Rachel sat in her chair, turning Saul’s ear inside out, examining the pink.

“What you really know is these snotty, temperamental fine jewelry people.” She sighed. “Do we think there’s a chance that our friend in France caught on to the fact that we dodged his minimum?”

“It’s possible.”

Actually, it was definite. To create a custom part from Claude Bouissou required a minimum order of 400 units. Otherwise it wasn’t worth it for him. But, successful as Rachel was, she couldn’t afford to take that bet. So she got around the minimum by placing a large order (about 150) of “samples” with the understanding that she would come back for more. But she never did.

“And do we further think that Claude Bouissou is not prioritizing Rachel Simone because of this?”

Sometimes Kezia felt that Rachel got into this business only to fulfill her lifelong dream of referring to herself in the third person.

“Fuck Claude Bouissou.” Rachel leaned over her computer, furiously clicking the mouse. “Fuck the fish face I have to make just to pronounce his name. Who are our other vendors here?”

“Here, in America?”

“Yes, here.”

Kezia couldn’t think of a single domestic cloisonné manufacturer.

“Maybe we should lose the enamel and go with something simple instead.” She shrugged. “I can get barrel-screw clasps quickly.”

“Too fourth-grade.”

“Spring rings?”

“Too nautical.”

“Lobster claws?”

“Too fishy.”

“Round toggles?”

“Derivative.”

“Belt hooks?”

“Does it look like I’m running a Claire’s to you?”

Saul and Rachel growled at her in unison.

“Rachel, no one in this city and no one on this continent specializes in cloisonné and if they do, they’re all going to be too slow or they’re not going to want to . . .”

“To what?”

“I think they want to know their work is going to end up on a diamond choker. Trust me, I used to work with these people.”

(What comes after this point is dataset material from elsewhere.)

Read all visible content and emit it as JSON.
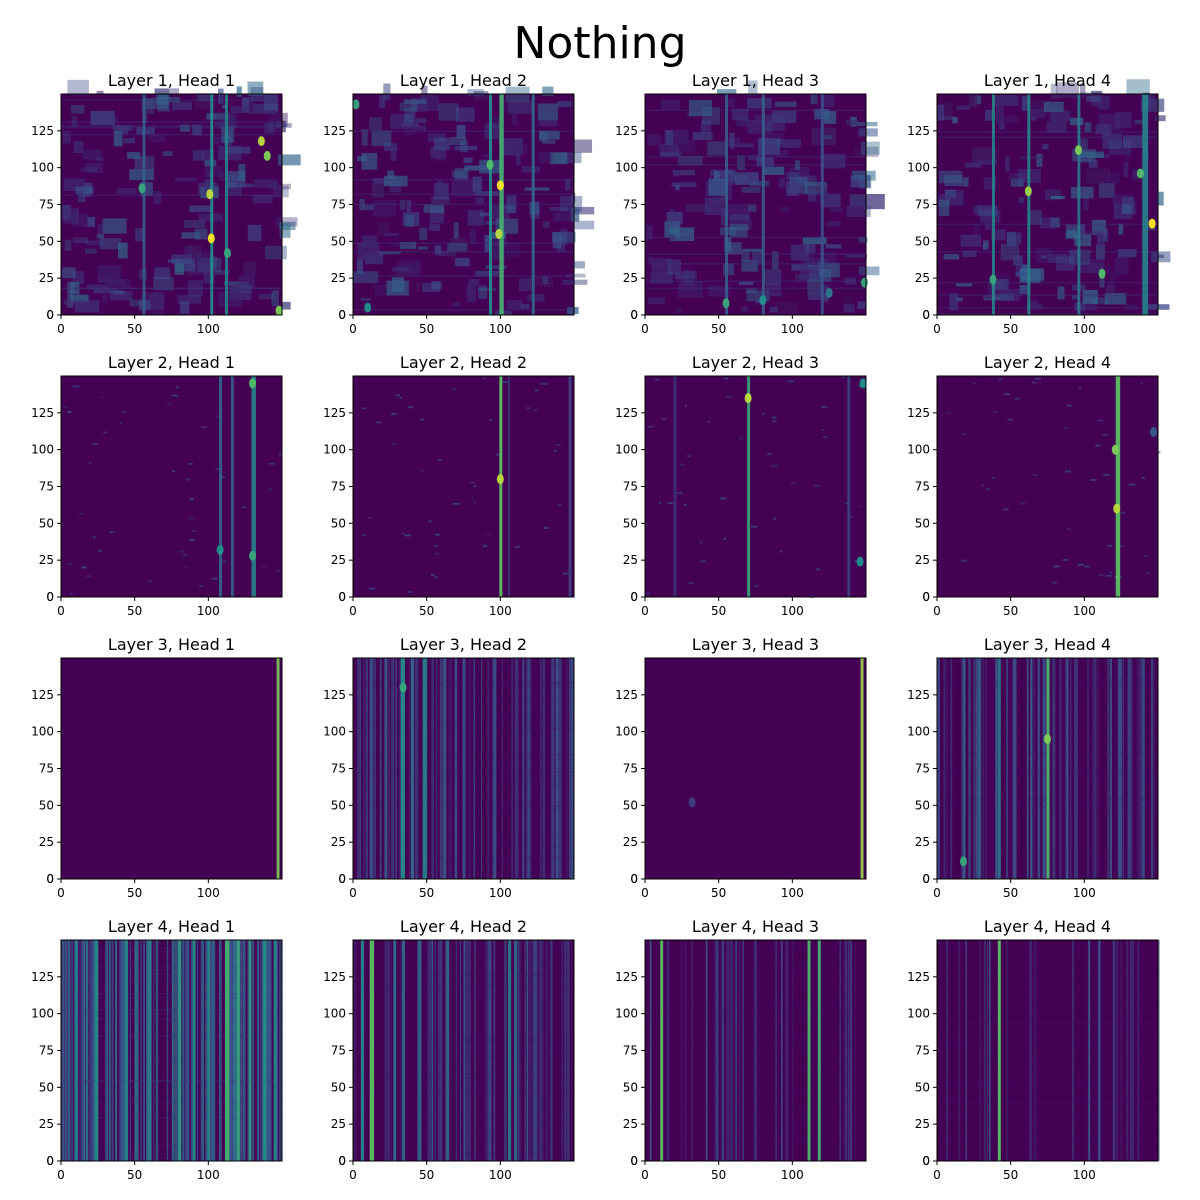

“Good for you.” Rachel tapped her nails against her desk. “Then you should know exactly who to call. This is a nightmare. I have to be in Tokyo in two days.”

A bead of sweat inched down the back of Kezia’s leg, picking up speed at the knee. Cold day in Calcutta, cold day in Calcutta. Saul put his chin on a pile of freshly photocopied papers.

“Would you just look at him?”

Saul’s tongue protruded from the side of his mouth like a dangling earring.

“He has a face for radio.”

“You have no soul.”

Kezia pointed her thumb at the door. “I’m gonna go now.”

“Fuck Tokyo. Fuck France, too.”

“I’ll try my best to fuck all these places.”